Boosting Speed with SRAM for the 'Age of Inference'
Manufactured at Samsung Foundry

The 'Groq 3' unveiled by Nvidia is a 'new face' aimed at targeting the next phase of the artificial intelligence (AI) semiconductor competition. Some analysts have described it as a decisive move by Nvidia.


On March 16, 2026 (local time), Nvidia CEO Jensen Huang announced during his keynote speech at the developer event 'GTC' held in San Jose, USA, that the next-generation AI platform 'Rubin' will be equipped with the 'Groq 3 LPU.' The Groq 3 chip is designed to enhance inference speed, enabling large-scale AI models to generate answers to user queries more quickly.


The AI industry is undergoing a rapid shift from model training to inference, which focuses on responding to user questions and needs. The rapid rise of agentic AI such as Openclaw is further highlighting the importance of inference.

Nvidia CEO Jensen Huang is delivering the keynote speech at the annual developer conference 'GTC 2026' held on March 16, 2026 (local time) at the SAP Center in San Jose, California, USA. Photo by AFP Yonhap News

Nvidia CEO Jensen Huang is delivering the keynote speech at the annual developer conference 'GTC 2026' held on March 16, 2026 (local time) at the SAP Center in San Jose, California, USA. Photo by AFP Yonhap News

View original image

This chip is attracting attention because Nvidia introduced it just three months after acquiring the technology of AI semiconductor startup Groq. In December last year, Nvidia invested approximately 20 billion dollars to acquire Groq's key assets and technology, which had specialized in AI inference, and brought on board the related engineers.


This move signals that Nvidia is actively responding to efforts to break away from a GPU-centric AI infrastructure. While GPUs excel at large-scale training, they can create bottlenecks during inference tasks that require rapid responses.

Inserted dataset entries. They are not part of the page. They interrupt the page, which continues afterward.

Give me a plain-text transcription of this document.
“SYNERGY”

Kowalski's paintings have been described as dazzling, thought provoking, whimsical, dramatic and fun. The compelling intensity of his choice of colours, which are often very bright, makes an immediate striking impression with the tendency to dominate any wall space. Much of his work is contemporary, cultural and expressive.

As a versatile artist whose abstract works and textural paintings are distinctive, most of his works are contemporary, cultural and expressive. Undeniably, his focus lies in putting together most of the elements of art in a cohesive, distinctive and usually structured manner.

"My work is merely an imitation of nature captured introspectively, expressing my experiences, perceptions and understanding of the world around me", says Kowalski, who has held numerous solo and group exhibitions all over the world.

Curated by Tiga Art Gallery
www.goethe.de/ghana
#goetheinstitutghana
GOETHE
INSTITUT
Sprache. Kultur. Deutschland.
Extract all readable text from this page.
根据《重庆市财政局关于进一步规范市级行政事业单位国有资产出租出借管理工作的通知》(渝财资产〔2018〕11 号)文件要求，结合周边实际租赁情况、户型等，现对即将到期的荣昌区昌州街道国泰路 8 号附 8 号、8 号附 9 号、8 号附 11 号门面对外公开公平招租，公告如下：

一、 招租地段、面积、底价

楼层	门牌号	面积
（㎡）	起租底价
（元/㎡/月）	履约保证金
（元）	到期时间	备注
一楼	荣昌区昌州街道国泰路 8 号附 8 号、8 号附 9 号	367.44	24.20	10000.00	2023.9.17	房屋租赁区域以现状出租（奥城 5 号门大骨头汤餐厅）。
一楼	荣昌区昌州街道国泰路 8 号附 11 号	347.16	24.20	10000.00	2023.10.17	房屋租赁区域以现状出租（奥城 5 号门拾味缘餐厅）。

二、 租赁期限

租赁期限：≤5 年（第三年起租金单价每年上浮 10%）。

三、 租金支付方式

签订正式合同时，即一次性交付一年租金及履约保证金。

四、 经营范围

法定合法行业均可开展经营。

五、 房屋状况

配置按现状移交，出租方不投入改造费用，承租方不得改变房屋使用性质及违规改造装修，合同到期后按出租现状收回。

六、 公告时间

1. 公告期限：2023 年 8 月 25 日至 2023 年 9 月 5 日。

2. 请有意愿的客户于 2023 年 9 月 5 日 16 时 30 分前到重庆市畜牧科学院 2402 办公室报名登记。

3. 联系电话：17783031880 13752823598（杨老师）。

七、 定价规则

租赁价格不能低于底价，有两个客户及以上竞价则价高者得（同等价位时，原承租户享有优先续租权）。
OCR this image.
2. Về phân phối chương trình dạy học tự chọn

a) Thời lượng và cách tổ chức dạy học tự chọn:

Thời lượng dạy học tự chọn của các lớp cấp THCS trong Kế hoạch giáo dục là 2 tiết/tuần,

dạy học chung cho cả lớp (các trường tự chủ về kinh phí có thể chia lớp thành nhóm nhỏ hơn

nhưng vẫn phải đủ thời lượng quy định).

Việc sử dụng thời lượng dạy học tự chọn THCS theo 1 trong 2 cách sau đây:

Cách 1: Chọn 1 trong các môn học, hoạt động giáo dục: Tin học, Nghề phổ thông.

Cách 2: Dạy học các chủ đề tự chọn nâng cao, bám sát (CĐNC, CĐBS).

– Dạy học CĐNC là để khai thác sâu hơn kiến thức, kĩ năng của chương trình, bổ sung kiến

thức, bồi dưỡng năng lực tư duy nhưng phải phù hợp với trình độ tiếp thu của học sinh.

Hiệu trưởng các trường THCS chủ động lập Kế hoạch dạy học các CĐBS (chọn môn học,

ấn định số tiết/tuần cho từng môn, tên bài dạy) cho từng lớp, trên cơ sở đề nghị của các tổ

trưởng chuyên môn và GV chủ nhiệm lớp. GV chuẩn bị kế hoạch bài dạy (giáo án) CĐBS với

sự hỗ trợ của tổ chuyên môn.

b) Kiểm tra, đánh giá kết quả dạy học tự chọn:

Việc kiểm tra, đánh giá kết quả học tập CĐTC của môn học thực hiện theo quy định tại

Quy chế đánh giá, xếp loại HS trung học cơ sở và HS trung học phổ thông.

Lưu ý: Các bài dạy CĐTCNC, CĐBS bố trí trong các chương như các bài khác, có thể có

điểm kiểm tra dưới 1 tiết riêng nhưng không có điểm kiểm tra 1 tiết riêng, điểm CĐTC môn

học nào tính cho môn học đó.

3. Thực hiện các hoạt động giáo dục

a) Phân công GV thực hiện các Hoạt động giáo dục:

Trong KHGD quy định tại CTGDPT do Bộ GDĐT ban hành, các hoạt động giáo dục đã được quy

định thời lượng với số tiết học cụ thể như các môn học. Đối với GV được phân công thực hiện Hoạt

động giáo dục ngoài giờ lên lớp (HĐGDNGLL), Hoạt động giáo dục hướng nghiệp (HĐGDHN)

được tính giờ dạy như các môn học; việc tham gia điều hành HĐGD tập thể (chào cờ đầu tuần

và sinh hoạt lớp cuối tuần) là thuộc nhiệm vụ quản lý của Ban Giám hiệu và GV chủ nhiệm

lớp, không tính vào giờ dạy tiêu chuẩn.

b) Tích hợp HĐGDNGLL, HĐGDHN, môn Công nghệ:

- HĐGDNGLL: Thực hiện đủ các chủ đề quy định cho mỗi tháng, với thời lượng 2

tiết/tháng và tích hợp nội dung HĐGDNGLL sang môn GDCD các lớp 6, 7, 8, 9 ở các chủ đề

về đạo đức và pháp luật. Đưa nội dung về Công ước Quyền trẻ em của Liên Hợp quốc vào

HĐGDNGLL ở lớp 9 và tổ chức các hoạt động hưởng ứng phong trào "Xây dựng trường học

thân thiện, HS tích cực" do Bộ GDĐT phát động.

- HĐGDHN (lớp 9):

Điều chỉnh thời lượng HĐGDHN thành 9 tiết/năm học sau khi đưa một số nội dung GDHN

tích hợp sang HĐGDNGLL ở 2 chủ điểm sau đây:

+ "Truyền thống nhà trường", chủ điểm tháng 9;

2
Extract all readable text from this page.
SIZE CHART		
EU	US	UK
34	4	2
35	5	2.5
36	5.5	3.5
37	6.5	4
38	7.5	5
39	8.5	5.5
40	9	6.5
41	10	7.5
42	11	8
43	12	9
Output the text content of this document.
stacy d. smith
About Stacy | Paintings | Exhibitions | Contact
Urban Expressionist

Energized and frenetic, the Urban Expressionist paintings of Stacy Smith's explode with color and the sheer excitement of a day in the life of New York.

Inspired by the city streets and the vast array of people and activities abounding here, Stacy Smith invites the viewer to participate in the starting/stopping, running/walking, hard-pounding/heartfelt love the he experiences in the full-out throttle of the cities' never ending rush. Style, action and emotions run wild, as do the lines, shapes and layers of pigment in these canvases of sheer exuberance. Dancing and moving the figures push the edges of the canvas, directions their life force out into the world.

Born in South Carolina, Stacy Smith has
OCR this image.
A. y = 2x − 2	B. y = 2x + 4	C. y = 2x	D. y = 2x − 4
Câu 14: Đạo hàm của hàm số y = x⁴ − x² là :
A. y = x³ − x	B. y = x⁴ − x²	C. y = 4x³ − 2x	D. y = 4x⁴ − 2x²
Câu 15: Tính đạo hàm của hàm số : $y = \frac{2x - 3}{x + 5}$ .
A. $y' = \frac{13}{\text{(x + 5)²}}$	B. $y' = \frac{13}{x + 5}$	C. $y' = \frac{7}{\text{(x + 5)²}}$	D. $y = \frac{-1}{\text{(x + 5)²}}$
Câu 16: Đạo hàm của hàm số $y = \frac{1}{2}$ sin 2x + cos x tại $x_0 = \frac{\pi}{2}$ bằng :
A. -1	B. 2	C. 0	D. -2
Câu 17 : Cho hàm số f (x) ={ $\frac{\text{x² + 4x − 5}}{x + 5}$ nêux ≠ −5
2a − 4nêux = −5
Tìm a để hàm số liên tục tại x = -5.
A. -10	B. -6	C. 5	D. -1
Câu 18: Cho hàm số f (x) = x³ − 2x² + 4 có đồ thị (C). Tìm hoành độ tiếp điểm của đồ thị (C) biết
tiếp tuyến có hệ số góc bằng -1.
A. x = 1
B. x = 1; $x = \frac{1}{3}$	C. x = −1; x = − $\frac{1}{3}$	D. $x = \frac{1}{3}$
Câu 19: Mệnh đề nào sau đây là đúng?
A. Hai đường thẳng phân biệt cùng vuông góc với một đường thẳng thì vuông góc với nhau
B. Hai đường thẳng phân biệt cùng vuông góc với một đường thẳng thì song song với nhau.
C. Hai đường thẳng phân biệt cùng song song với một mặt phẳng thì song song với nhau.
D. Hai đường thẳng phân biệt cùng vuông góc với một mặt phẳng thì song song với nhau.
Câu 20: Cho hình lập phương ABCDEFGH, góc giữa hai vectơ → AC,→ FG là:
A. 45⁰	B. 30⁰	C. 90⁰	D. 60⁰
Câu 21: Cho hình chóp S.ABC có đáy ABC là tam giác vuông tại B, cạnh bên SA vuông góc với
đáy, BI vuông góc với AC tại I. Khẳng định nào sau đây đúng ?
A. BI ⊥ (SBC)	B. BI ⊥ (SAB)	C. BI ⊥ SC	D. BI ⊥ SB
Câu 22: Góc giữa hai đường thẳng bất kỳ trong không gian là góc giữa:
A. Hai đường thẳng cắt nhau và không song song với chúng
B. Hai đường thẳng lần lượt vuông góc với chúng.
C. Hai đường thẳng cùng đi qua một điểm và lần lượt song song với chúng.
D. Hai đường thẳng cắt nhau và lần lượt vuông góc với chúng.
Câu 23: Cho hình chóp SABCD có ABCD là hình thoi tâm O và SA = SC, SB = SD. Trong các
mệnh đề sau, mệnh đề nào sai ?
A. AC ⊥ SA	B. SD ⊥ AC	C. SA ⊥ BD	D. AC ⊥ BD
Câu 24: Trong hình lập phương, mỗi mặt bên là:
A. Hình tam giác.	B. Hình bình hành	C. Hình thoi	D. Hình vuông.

To address these issues, Groq 3 adopted a different approach from existing AI chips. Unlike most GPUs and NPUs, which use high bandwidth memory (HBM), Groq 3 features an SRAM-based structure. SRAM is fast but expensive, and thus is typically used as ultra-high-speed memory in CPU and GPU caches. Although the memory capacity is relatively small, its high speed enables outstanding efficiency during the inference stage.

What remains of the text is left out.